Impact of CDC on SQL Server

Copper Contributor

Hi,


We are testing performance impact of CDC on SQL Server.


There are two identical databases (KST_S001, KST_002) on SQL Server 2017 which is running in linux container. They both have CDC enabled for 180 tables and a data generator that is doing mostly updates on these tables.

The data generators are doing around 300k DML operations per minute on each database (600k total).

The configuration of CDC jobs is kept default (500 transactions, 5s polling interval for capture job, I think three days retention period on cleaning job)

The host machine is Azure Standard_E8-4as_v4: 4 vCPU, 64 GB RAM, 12800 IOPS, 128GB SSD.

 

After 1 hour of running the setup with CDC enabled, the average time of 1000 updates is 73ms.

With CDC disabled the average time of 1000 updates after 1 hour is 15ms.


I've attached two grafana screenshots showing the difference in metrics when the CDC is disabled versus enabled on these databases.


We are trying to understand the underlying mechanism that is contributing to the impact visible from the metrics.

Why is memory consumption so much higher?

Why do DML operations take longer with CDC enabled?

 

CDC disabled:

PeterK32_0-1700732231037.png

CDC enabled:

PeterK32_1-1700732254186.png

 

Thanks for answers and suggestions.

Peter

2 Replies

@PeterK32 Hello there!

CDC is (allegedly) "low impact", not "zero impact" - it sounds like you are simulating a very busy transactional system. DML operations are necessarily going to take longer when you have the CDC process also scanning the log files.
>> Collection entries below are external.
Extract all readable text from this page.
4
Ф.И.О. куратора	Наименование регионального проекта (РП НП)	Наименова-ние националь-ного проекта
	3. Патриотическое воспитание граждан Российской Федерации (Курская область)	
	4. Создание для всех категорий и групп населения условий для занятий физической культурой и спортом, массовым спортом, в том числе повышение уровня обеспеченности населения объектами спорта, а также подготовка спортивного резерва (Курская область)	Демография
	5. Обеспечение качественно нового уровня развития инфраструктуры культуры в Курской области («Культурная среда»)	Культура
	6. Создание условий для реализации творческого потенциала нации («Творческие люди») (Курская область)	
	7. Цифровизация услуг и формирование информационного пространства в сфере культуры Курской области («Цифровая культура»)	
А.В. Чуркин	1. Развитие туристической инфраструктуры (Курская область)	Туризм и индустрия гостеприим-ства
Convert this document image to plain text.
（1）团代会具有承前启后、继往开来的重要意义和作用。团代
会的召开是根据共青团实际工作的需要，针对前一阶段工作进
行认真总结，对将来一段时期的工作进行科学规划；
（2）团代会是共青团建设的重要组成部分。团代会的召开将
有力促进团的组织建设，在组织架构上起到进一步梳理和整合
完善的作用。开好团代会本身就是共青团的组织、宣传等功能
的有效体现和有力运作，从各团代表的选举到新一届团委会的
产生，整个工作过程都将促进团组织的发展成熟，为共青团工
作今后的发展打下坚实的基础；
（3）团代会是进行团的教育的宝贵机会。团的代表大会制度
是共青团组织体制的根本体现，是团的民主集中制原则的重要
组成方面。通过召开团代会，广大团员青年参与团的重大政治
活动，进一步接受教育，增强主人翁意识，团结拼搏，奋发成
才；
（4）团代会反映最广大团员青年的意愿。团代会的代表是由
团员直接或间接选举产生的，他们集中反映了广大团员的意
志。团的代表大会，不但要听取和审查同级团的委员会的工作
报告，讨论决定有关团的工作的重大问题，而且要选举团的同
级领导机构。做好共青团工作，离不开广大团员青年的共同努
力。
How much longer? That depends.

There really isn't a lot of details forthcoming from Microsoft (or anywhere) regarding metrics for what kind of impact you can expect, which is understandable to a degree, since every situation is different.

Still, it would be nice to have some "official" steps or metrics that can be gathered to measure this.

In our testing (with considerably less activity than yours), we are seeing mainly a CPU increase, not memory.

Are you making sure to back up the logs frequently if running in full recovery? If not, the inactive portion of the log won't get released for reuse, and CDC will have to scan an increasingly large log file (at least that's my understanding, I could be wrong).

 

Have you experimented with different Polling Intervals etc.?

 

Good luck!

Hi @FalseDawn 
Thank you for your reply,

The traffic volume is a pessimistic overestimation based on peak traffic on our system, since this was a stress test. The everyday traffic is much more down to earth, but we want to know what to expect in extreme situations.

 

The recovery model of the databases is SIMPLE.

 

Since my original post, we've increased the disk tier / speed and now the main difference between CDC and non-CDC setup is memory consumption and size of data file. The memory part is mostly in logbuffer (like tenfold). The data file size increase is very significant, but that is understandable and can be mitigated by cleanup retention period.

 

"Have you experimented with different Polling Intervals etc.?"

We've isolated this by first doing a 10M row update in a single transaction, measuring that, and then letting the capture job process the transaction and measuring that separately. The actual update did take longer (although not significantly after the disk upgrade), but the memory consumption, and  logbuffer waits are much higher. The capture job then proceeded to increase data file size and consume CPU, but that is understandable and to be expected.

 

It would be nice to have some official documentation explaining what is the overhead of WAL for tables with enabled CDC, whether there is additional data written to log when changing CDC enabled table data and if so, what it is, how much and how it can be addressed.